After getting over his infatuation with Galicia – its multicultural nature, its slow pace and bums drinking next to the local grocery store, the latter transformed into nearly mythical creatures in Stasiuk’s writing – the author returned to his old haunts. He wrote How I Become a Writer during two weeks in the fall of 1998. This attempt at writing – as the author himself called it – an intellectual autobiography begins and ends in Warsaw, just like his subsequent crime novel, Nine. The capital also makes an appearance in his latest book, Grochów. A small appearance, in comparison with the two books mentioned above, but one characterised by unceasing affection. And a healthy dose of local patriotism on the part of the author, who claimed during a TV interview that “Warsaw will never belong to transplants from the province.”
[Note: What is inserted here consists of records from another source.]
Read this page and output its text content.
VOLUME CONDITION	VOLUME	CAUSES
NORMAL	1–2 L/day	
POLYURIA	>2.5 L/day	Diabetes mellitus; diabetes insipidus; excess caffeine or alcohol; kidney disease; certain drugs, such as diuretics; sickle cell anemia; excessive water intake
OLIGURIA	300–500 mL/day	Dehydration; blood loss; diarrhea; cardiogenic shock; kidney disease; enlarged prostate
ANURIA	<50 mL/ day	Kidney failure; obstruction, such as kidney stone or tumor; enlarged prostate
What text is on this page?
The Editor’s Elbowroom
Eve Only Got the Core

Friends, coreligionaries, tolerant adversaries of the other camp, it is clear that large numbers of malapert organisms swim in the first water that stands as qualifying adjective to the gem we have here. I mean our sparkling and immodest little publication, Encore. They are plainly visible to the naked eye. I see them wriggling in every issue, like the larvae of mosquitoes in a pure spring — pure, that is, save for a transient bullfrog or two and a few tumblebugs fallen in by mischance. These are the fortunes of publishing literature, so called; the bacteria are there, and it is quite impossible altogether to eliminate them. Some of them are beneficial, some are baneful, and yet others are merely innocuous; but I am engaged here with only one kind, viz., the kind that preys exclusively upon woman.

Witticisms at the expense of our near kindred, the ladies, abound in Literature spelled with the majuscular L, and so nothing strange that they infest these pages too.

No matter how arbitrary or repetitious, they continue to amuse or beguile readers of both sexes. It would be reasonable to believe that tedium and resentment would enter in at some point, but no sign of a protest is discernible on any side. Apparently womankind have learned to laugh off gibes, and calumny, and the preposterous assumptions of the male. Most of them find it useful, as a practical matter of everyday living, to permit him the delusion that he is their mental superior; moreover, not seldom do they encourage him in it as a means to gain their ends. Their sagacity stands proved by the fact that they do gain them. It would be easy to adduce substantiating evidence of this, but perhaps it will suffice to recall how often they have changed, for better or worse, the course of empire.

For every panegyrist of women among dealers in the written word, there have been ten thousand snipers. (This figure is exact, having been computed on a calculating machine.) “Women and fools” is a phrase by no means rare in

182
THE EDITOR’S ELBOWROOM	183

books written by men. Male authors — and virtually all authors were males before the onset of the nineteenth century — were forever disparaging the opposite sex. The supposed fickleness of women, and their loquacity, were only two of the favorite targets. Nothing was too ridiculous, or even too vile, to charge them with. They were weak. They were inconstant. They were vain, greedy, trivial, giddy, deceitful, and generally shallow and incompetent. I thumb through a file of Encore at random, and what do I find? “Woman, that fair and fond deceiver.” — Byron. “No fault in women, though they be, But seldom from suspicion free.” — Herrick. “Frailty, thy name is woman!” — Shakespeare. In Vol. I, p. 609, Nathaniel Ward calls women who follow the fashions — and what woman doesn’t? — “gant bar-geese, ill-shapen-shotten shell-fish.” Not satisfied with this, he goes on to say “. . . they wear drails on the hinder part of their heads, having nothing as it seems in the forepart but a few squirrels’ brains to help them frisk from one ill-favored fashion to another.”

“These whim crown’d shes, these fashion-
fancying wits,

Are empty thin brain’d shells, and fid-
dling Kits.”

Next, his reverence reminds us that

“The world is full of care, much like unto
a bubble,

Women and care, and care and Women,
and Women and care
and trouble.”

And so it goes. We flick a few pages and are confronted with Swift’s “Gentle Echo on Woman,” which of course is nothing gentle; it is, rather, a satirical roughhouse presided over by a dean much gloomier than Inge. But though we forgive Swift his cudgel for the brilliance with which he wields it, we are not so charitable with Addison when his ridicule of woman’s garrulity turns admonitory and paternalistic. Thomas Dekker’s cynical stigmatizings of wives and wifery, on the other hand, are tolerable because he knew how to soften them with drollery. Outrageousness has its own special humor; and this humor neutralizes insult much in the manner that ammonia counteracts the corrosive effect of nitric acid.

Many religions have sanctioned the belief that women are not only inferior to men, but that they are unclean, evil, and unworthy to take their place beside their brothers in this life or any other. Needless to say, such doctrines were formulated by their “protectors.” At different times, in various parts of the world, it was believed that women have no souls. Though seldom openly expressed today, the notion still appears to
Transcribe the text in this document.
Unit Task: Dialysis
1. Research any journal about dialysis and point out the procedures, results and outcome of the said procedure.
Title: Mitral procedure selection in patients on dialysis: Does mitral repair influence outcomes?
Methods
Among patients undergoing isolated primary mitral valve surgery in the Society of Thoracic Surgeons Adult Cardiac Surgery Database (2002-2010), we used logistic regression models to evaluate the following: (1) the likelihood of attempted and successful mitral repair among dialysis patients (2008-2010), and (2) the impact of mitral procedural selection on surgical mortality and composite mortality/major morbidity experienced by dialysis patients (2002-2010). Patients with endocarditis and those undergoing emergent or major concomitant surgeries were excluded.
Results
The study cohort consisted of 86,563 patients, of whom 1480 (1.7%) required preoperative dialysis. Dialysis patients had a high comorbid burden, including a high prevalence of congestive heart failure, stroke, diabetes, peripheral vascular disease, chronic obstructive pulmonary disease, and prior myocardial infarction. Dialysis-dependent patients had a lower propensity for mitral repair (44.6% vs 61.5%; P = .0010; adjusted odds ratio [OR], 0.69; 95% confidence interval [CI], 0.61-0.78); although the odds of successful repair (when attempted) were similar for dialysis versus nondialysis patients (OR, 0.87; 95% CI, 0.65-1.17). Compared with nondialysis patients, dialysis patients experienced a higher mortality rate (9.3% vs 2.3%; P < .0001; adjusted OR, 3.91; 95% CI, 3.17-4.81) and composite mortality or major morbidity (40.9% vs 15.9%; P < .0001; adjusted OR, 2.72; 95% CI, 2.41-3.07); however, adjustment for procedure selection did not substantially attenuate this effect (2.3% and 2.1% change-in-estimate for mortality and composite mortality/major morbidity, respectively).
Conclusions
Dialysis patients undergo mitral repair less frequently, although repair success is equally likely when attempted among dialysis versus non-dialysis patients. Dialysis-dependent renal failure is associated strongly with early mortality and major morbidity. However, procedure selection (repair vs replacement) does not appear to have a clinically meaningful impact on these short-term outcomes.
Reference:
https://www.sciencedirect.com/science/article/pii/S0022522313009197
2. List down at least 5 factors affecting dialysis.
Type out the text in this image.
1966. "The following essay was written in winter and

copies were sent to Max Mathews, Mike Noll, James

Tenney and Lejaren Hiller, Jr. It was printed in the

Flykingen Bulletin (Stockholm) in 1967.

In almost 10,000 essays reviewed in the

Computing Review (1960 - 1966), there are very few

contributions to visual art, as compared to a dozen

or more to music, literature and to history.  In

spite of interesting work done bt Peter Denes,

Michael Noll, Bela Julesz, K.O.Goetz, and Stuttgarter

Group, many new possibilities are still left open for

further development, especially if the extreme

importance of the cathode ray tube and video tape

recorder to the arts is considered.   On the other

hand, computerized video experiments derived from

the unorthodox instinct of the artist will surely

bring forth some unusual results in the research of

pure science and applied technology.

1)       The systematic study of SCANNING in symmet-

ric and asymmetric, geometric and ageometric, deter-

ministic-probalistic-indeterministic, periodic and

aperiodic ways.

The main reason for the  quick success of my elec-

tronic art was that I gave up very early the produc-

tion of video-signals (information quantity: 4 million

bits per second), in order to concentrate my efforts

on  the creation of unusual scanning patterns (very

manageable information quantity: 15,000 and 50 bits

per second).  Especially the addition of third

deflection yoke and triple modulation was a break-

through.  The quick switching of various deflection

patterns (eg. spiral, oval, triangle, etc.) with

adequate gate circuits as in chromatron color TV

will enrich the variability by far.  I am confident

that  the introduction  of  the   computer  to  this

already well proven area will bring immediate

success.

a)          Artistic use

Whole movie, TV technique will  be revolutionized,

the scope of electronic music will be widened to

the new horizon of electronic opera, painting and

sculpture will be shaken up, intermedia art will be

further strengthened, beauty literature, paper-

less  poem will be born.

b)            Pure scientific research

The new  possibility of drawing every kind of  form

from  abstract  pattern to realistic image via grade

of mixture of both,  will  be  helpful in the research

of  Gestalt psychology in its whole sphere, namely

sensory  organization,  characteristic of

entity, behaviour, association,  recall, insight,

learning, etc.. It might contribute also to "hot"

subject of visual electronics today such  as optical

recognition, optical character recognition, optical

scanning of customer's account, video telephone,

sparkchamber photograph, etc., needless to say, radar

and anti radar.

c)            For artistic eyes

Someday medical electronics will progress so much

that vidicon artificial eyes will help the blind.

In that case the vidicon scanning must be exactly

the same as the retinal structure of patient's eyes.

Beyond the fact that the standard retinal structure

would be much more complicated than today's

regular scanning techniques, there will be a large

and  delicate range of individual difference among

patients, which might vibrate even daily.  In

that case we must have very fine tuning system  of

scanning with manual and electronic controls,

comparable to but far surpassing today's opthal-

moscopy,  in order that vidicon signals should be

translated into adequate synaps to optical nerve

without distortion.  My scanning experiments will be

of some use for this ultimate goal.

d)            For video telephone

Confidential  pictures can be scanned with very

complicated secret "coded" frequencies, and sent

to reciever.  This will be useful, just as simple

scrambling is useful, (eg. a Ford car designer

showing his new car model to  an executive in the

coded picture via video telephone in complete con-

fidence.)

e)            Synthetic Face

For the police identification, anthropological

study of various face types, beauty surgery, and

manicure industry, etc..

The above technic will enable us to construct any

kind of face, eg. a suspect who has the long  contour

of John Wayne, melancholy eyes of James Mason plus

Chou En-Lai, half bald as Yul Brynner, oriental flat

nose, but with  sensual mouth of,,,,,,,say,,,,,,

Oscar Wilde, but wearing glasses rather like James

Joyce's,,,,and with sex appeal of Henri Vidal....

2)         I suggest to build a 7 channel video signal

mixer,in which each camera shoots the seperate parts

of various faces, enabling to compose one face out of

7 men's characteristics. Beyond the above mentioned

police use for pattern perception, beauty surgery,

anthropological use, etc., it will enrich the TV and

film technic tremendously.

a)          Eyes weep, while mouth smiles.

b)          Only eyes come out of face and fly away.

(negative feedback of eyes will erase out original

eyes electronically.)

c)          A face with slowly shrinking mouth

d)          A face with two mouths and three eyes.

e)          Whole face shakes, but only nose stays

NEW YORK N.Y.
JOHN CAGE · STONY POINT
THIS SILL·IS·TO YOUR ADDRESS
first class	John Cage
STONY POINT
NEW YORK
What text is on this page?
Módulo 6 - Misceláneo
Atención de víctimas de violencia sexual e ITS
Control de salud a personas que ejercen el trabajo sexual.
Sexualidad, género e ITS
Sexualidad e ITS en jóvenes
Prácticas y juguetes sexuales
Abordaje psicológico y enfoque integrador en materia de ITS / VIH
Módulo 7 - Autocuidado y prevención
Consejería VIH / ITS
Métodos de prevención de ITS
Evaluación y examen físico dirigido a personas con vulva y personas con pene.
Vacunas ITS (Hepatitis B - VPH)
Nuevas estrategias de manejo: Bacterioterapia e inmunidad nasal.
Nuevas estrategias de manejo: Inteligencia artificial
Grochów also contains a never-before-seen dose of melancholy. It is neither a sneering biography nor a clinical description of the concrete-ridden capital. The bums in Grochów do not resemble the swashbucklers from How I Became a Writer, even they are the same people. From this new perspective they look like the lazy drunks from Tales of Galicia with their glassy-eyed delivery of philosophical theories:
It’s possible that the guys with beer bottles, the ones clutching wine bottles (curiously called Apple Blossom), and those holding vodka bottles all shared the same thousand-yard stare. Perched at the edge of their lives and looking off into the distance, into infinity. It didn’t dawn on them that they could just get up and go. They were too grown up for that, too masculine and too proletarian.
(Grochów)
Two decades have passed since the release of Walls of Hebron and not much of that short bio published by Brulion is still true. The nickname, used in the 1999 film about the author, Człowiek Zwany Świnią (The Man Called Pig), directed by Aleksandra Czarnecka and Dariusz Pawelec, is all but forgotten. His works were published abroad in more than a hundred editions. Driving to Babadag alone was translated into seventeen languages – and three new editions are currently in the works. Even the cuss he muttered upon learning that he will receive the Nike Literary Award for Driving to Babadag can be considered part of an image-building process, just like his cabin in the Beskids and his travels.
I always felt that Stasiuk is writing one book over and over again; a book about a guy lighting a cigarette, getting in a car, and driving to the fringes of Europe. Reading Grochów does nothing to change that feeling. Stasiuk will continue writing about the same things. The storytelling method will change, the style will mature, and there’s going to be more questions than answers. An icon? He’s the same guy he always was: a teenager expelled from high school, a deserter, “Pig”, peasant, star of the literary world, terrific writer, essayist, philosopher. Only now he’s more prone to admit to a certain form of sensitivity. And there’s Warsaw. Will he come back to it? Only if he’ll want to. But it will take place only on paper.